There are a number of conventional algorithms for generating message digests in response to messages. Examples include the SHA-1, MD4, and MD5 algorithms. Such algorithms have been implemented in hardware as well as in software. The common characteristic of these algorithms is that they can take a very large message and condense it into a much smaller “message digest” (sometimes referred to as a “digest”). The digest is very sensitive to even the smallest change in the original message. Therefore any change to or substitution of the message is likely (with a very high probability) to be discovered by comparing digests of the original message and the changed or substituted message. Another characteristic of a message digest is that the digest leaks very little information about the original message.
Message digests have well known uses in the cryptography world, especially in digital signature algorithms and the like. The inventor has recognized that the very characteristics that make the message digests good for these conventional purposes would also make them suitable for testing the internals of an integrated circuit. During testing of a chip in accordance with some embodiments of the invention, the “message” to be digested is the internal state of the chip (or some aspect of such internal state). The internal state can be quite complex and can vary over time in complicated ways. Moreover, very little of it may be observable outside the chip under ordinary circumstances.

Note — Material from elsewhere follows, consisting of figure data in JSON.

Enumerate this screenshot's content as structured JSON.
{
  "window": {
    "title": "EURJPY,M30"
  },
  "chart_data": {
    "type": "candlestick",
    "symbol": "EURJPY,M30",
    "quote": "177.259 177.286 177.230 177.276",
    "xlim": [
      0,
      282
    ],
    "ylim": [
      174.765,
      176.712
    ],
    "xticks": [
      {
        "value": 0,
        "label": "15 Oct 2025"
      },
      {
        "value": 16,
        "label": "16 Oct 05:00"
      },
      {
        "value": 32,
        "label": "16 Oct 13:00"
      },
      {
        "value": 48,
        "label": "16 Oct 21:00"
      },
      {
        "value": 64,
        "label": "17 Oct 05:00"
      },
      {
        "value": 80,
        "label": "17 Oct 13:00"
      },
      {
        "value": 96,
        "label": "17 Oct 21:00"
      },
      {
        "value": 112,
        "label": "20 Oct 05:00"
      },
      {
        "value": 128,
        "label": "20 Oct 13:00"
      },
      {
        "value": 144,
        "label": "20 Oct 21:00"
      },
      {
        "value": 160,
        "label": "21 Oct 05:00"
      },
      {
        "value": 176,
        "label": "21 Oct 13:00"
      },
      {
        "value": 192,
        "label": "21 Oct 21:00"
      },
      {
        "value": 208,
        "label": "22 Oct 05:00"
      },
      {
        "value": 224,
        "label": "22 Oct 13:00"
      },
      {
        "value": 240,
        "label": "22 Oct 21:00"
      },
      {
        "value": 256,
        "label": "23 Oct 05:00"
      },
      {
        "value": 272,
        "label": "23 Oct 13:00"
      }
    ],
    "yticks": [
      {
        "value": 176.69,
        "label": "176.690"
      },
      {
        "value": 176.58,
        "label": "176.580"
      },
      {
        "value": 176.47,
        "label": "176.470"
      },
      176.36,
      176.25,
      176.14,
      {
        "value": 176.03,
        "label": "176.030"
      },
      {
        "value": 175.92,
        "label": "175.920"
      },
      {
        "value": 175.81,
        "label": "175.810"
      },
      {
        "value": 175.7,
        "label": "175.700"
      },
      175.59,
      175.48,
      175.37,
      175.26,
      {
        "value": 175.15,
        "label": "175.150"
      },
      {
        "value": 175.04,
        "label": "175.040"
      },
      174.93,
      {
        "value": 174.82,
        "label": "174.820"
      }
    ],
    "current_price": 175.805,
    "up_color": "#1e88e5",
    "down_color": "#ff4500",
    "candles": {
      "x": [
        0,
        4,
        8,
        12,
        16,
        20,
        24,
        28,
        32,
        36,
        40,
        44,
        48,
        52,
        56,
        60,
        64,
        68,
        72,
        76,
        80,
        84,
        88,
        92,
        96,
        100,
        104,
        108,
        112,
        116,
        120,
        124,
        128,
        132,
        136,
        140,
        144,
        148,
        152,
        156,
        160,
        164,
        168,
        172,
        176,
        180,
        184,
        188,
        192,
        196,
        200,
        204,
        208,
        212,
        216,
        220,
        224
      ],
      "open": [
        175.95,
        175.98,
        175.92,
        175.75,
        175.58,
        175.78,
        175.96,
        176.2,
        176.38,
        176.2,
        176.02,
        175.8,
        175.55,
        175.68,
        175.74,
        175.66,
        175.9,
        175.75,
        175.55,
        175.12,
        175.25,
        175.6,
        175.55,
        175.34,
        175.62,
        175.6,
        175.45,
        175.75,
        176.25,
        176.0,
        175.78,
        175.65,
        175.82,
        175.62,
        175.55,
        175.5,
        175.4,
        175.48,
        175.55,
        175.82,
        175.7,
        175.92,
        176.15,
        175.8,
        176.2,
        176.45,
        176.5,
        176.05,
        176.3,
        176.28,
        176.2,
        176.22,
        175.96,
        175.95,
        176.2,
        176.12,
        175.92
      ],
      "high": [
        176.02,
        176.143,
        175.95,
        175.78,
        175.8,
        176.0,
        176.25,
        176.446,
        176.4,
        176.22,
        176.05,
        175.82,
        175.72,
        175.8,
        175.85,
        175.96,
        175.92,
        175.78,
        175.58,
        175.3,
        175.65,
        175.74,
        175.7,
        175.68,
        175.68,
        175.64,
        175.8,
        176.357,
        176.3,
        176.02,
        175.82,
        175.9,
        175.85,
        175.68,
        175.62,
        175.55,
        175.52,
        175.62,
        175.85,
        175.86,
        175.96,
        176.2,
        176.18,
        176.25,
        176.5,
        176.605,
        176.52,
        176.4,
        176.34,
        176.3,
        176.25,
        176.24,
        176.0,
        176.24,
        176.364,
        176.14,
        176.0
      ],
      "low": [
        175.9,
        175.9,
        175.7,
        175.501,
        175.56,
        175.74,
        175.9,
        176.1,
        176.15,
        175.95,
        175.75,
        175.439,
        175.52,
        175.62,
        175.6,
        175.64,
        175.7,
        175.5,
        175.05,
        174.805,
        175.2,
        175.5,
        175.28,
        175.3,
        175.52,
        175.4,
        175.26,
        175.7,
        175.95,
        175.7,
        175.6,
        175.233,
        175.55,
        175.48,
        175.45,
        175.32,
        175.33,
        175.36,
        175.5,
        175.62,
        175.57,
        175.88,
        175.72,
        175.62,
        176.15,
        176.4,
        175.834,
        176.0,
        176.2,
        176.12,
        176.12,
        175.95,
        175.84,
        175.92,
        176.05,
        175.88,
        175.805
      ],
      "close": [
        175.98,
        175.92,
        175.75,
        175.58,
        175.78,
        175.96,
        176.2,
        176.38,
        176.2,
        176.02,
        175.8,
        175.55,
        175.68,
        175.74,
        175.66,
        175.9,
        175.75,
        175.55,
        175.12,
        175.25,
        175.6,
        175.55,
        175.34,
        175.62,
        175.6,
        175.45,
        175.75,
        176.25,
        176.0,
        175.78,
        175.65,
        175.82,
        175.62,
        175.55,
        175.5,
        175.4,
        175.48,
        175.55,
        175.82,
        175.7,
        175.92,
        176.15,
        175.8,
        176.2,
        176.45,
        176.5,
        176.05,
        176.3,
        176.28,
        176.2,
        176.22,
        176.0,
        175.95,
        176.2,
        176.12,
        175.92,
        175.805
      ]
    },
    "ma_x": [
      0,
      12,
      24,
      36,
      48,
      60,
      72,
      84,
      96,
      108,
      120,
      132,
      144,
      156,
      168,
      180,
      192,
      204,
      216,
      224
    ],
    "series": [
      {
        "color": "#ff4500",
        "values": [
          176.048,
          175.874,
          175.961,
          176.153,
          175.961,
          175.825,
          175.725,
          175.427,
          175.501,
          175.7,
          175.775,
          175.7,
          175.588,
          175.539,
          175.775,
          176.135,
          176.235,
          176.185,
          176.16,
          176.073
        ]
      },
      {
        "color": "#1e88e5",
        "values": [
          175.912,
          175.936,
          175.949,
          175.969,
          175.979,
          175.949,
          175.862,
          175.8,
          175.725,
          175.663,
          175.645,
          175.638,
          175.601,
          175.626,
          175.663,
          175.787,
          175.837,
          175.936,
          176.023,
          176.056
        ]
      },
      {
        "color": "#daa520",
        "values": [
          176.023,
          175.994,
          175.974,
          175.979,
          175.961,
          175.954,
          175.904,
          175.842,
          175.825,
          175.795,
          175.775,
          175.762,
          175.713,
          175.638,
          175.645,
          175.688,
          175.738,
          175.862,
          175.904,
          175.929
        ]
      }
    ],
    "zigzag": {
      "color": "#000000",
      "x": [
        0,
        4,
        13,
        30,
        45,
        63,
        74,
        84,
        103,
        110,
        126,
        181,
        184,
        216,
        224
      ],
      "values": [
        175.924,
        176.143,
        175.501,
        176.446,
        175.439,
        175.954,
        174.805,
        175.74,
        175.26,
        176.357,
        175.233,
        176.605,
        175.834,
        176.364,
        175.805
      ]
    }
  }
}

Conventional solutions to the problem of how to test a chip typically make use of “scan chains,” which seek to capture much of the internal state and make it visible outside the chip. In typical test using a scan chain, register values are serially shifted into the chip, the chip is operated for some period of time, and a resulting set of register values is serially extracted from the chip. However, scan chains are not an ideal solution for a number of reasons, including the following:
scan chains add complexity to the chip and slow down timing paths. This increases cost and reduces performance;
scan chains cannot be used during normal operation. They are only available in special test modes;
scan chains typically can only capture the state of the chip at one particular moment in time. Capturing multiple states can be done only slowly (one at a time), and at risk of altering the internal state;
scan chains make a chip's internal state visible. While this helps to test the device, it significantly reduces the security of the information the chip contains (such as cryptographic keys);
scan chains can be used to alter the internal state of a device. White this is desirable in some cases, it can be a significant problem in others (such as security applications). A scan operation can alter the device's internal state in a number of ways. For example, a memory array that is not part of the scan chain could be corrupted or erased as unusual states cycle through its control registers; and
scan chains are not suitable for all kinds of logic, such as large memory arrays.
Before the present invention, the testability of integrated circuit implementations of cryptographic devices that use unique key sets had been limited due to the need to keep confidential some (or some aspects) of the devices' internal states to avoid releasing cryptographically sensitive information. However, in accordance with the invention, such devices can be tested using message digests without releasing cryptographically sensitive information.
Message digests have been generated by chips for purposes other than testing the chips. For example, repeater chips that implement the cryptographic protocol known as the “High-bandwidth Digital Content Protection” (“HDCP”) protocol have generated digests (indicative of key selection vector lists) during authentication exchanges. However, these digests have been generated and used for security purposes; not for testing the internal state of a chip in which a digest has been generated.